A l’image de beaucoup d’autres guinéens, nous subissons à longueur de temps les conséquences de la hausse des prix des denrées alimentaires. Si les autorités actuelles du pays ont justifié cette hausse brusque par l’augmentation du coût d’importation, le mouvement syndical guinéen ne l’entend pas d’une même oreille car dans son avis de grève en date du 22 février 2024, se retrouve comme deuxième point de revendication « la révision à la baisse du prix des denrées alimentaires de première nécessité ».

En ma qualité d’économiste, ce point m’intéresse beaucoup car il doit être abordé avec tact et pédagogie. Dans une économie extravertie comme la nôtre (cela veut dire que nous ne consommons pas ce que nous produisons et que par ricochet nous ne produisons pas ce que nous consommons) donc dépendante fortement des importations, nous voyons mal les autorités guinéennes satisfaire ledit point même s’ils ont toute la volonté de le faire. Car, le prix de commercialisation pratiqué en Guinée, dépend de plusieurs autres facteurs notamment : le coût de production unitaire, le taux de change, le transport, le dédouanement etc. c’est pourquoi, le seul facteur sur lequel l’on peut agir directement ici à mon humble avis, c’est le dédouanement.
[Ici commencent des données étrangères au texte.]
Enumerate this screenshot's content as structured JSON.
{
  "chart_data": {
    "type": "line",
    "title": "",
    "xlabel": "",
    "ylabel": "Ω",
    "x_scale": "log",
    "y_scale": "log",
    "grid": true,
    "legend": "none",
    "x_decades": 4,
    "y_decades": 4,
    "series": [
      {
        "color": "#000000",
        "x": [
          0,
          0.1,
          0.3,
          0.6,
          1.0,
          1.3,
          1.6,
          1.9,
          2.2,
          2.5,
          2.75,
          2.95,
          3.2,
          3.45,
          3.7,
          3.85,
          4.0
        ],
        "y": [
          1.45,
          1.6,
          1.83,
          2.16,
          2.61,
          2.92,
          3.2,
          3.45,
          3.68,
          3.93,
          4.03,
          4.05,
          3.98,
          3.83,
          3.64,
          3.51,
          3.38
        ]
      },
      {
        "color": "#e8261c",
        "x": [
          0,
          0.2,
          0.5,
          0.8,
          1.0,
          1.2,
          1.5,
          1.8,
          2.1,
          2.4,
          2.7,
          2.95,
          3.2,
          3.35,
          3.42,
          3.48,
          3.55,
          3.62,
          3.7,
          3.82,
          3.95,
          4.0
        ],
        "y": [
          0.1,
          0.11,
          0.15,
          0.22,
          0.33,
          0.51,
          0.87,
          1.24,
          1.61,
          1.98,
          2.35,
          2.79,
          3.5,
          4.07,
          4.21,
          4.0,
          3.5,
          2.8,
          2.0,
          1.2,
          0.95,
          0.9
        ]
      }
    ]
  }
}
De plus, signer des accords avec les opérateurs économiques dans le but de maîtriser l’ascension des prix dans un pays où l’on prône le libéralisme économique ne mènera nulle part sans mesure d’accompagnement. Toutefois, nous saluons l’effort fourni par les autorités de transition à ce niveau à l’approche du ramadan comme à l’accoutumée quoi que l’effet escompté n’a jamais été observé en Guinée jusque-là. Cet accord ne va jamais produire d’effets sans mesure d’accompagnement car réglementation rime aussi avec surveillance et sanctions. Toutefois, l’application de ces mesures demande beaucoup de moyens. Et, parlant des moyens, nous n’en disposons pas à ce jour.

Et pourtant, la résolution de cet épineux problème passe forcément par la mise en place d’une politique agricole fiable capable de répondre aux besoins de la population comme l’avait entamé d’ailleurs le ministre Nagnalen BARRY. A titre de rappel, la Guinée dispose de 6,2 millions d’hectares de terres cultivables dont 25% seulement sont cultivés annuellement. Le potentiel de terres irrigables est également estimé à 364 000 ha dont 30 200 ha actuellement aménagées selon le rapport de la FAO de 2014. Malgré ces potentialités, la Guinée reste encore prédominée par une insécurité alimentaire  qui ne fait que gagner du terrain.

De plus, au cours de la décennie écoulée, la croissance moyenne annuelle enregistrée par le secteur agricole tourne autour de 4%. A mon entendement, cette situation trouve son explication dans la politique économique menée jusque-là par l’Etat guinéen. En examinant la Loi de Finance 2022, l’on constate avec regret que la part du budget allouée au secteur agricole ne représente que 4,6% contre 7,2% dans le budget 2018 (suivant la déclaration de Maputo de 2003, l’Union Africaine a engagé tous ses Etats membres à accroître leurs investissements dans le secteur de l’agriculture, à hauteur au moins de 10% de leur budget national) contre à minima 15% dans la sous-région ouest africaine. Ce qui est à mon sens déplorable car, tous les économistes du monde entier sont unanimes que l’agriculture est la pierre angulaire du développement et l’industrie son moteur.

L’insuffisance de politique agricole fiable et la faible part du secteur agricole dans le budget de l’Etat constituent non seulement un frein au développement de ce secteur (pierre angulaire de notre développement économique) mais aussi et surtout, explique à notre sens l’insécurité alimentaire dans laquelle se trouve les ménages guinéens et la forte dépendance de l’étranger en ce qui concerne les denrées alimentaires.

Tant que nous ne prendrons pas conscience des atouts dont nous disposons afin de les utiliser pour répondre à nos besoins, nous allons longtemps tourner en rond mais, nous ne parviendrons jamais à aller de l’avant. La volonté sans action n’a jamais développé un pays. Il est de notre devoir de nous lever pour travailler la terre qui ne trahit jamais. Mais, il est du devoir de l’Etat aussi d’accompagner les agriculteurs, de protéger leur champ de l’incendie volontaire, de combattre les délinquants qui incinèrent les champs des citoyens qui investissent plusieurs millions pour développer ce secteur, de remettre notre économie en pleine crise en marche afin de pousser les jeunes qui emprunte le chemin de l’exil à retourner pour travailler chez-nous etc.